Post-training Video Models for Egocentric Video Generation

Ilya Sutskever claimed, "Data is the fossil fuel of AI." Specifically, internet and web text have been the fuel powering the exponential growth of LLMs. While some argue we're running out of data to further train these models, the rapid advancement of LLMs has clearly demonstrated the capability of transformers and the empirical validity of scaling laws.

Robotics doesn't have that luxury. There is no web-scale corpus of "doing." The world isn't a dataset you can scrape at 2 a.m. Motion, contact, objects, people - each interaction is expensive to witness and even more expensive to record with fidelity. Not to mention that physical AI must run small unlike LLMs, which can burst from a data center, a robot's brain often has to live on-device.

So how do we create a fossil fuel for Robotics?

Currently, the field leans on teleoperation: a person puppeteering a robot while the robot watches and learns. Each robot gets, at best, 24 hours a day of potential operation, but people fatigue long before that and in practice, robots "fatigue" faster because batteries drain, joints heat up, sensors drift, maintenance intervenes.

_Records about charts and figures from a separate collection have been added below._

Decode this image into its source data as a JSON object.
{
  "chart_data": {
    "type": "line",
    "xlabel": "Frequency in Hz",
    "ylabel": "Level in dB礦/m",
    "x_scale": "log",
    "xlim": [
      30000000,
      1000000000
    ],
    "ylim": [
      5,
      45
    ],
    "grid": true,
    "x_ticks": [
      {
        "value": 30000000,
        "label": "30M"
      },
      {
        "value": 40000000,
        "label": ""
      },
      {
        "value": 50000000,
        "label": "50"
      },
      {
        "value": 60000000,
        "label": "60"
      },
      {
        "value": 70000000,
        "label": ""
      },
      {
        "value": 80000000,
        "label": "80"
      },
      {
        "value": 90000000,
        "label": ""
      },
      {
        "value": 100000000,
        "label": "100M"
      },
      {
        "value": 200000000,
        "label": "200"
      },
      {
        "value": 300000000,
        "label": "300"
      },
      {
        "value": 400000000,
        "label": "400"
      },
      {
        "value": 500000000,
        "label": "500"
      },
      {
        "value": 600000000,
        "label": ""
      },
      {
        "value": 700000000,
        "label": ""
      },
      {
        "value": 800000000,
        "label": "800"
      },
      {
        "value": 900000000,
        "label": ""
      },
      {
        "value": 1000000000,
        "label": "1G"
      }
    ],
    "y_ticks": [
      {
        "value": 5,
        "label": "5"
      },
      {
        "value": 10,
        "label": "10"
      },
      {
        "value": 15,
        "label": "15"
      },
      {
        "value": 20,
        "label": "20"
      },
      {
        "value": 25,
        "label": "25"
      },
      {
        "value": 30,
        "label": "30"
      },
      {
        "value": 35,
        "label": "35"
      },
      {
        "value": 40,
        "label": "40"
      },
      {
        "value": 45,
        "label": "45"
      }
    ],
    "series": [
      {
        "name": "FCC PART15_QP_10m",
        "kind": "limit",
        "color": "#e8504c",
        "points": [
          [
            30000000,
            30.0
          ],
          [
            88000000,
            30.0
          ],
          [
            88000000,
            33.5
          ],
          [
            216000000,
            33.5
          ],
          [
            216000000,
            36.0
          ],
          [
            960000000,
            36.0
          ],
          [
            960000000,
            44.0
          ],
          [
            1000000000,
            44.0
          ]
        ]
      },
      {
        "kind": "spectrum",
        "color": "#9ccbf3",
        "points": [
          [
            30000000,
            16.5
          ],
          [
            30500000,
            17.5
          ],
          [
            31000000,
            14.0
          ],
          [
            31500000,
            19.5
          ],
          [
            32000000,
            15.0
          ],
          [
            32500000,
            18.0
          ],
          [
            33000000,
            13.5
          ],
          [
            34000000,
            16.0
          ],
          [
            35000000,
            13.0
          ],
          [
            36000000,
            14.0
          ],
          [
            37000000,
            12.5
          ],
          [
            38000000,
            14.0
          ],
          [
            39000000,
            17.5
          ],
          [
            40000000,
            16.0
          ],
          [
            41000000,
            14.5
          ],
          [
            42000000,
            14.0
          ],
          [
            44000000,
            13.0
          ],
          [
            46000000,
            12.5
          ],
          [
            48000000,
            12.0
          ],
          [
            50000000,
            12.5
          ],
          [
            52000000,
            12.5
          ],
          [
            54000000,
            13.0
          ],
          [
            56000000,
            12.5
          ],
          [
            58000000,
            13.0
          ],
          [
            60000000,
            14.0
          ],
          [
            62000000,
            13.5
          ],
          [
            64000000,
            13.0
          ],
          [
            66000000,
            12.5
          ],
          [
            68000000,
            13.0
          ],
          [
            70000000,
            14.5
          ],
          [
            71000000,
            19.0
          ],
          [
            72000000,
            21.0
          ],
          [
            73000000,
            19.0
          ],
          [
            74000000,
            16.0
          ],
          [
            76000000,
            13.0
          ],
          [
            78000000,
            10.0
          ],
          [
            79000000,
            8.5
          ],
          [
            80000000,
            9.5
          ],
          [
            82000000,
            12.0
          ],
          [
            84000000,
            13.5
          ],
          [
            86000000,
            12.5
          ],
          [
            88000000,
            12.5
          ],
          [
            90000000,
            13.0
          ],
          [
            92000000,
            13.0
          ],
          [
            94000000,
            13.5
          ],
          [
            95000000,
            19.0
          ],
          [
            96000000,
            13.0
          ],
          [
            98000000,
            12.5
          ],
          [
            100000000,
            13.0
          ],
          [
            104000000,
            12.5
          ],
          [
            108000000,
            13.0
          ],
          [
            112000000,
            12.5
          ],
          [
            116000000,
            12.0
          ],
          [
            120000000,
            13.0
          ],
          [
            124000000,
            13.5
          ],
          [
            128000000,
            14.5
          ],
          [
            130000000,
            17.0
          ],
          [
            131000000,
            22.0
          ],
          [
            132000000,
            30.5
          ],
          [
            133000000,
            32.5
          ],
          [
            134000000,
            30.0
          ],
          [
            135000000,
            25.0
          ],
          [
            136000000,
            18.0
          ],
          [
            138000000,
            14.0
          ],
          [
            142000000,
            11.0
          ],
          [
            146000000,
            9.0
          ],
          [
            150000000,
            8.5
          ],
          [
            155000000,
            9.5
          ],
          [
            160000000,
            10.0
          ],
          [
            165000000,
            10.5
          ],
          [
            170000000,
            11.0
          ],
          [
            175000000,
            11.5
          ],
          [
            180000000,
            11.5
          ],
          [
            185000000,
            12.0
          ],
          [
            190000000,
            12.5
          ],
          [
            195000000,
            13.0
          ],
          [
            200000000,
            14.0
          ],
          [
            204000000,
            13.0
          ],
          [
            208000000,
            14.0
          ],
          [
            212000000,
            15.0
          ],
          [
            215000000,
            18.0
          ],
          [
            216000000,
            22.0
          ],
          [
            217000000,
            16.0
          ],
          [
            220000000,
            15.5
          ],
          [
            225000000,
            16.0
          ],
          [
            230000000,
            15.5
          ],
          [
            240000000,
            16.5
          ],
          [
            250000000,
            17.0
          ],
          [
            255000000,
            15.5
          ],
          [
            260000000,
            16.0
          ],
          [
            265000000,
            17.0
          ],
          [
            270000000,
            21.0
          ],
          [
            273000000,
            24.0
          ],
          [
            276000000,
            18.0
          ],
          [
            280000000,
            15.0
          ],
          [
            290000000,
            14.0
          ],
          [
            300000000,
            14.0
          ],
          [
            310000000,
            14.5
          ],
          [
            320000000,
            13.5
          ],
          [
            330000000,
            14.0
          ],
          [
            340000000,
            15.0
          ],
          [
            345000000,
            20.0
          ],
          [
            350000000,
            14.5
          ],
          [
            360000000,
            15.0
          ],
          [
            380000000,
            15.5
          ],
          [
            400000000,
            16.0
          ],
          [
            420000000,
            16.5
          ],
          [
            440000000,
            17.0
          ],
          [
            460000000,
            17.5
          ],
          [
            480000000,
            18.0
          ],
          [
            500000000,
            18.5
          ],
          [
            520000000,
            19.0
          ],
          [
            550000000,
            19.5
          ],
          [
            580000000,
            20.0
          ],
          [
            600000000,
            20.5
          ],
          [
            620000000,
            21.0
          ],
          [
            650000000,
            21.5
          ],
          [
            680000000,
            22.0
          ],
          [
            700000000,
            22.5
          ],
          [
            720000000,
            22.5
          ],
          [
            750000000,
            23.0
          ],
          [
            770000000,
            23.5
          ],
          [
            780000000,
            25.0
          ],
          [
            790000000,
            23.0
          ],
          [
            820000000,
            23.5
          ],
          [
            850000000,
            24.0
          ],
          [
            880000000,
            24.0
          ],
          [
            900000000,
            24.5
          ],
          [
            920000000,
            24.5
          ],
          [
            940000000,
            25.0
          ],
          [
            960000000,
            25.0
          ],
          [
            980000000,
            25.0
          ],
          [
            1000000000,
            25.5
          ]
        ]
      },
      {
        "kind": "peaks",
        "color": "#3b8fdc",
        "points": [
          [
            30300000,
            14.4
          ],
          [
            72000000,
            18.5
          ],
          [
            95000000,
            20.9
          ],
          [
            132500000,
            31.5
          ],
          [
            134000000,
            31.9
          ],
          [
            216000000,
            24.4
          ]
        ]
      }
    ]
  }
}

Then we have simulation, also known as digital twins, that can run 10,000× faster than teleoperation with tens of thousands of rollouts in parallel on a GPU. We can mirror real robots in virtual space and rehearse them in virtual environments. Build the twin, then spawn variations. Systems like GR00T mimic help seed these worlds and behaviors.

But we have another problem: how do we generate this scene?

Complex scene with food, fire, glass, and various objects

The world is closer to this image than clean simulation environemtns. There's food, fire, and breakable glass, forks, drinks, and plants, each with different textures. It's hard to build a simulation that matches this real-world complexity and this is where video-generation models can help. These models have been getting better at following the physical rules of the world (e.g., WorldSimBench: Towards Video Generation Models as World Simulators). If we can make a video-generation model perform tasks from an egocentric perspective, we can compensate for the lack of environmental diversity that current data-collection methods (teleoperation and simulation/digital twins) struggle to provide. To that end, I'm post-training state-of-the-art, open-source vision models to follow prompts in egocentric views as a way to address the diversity shortage in today's physical-AI data.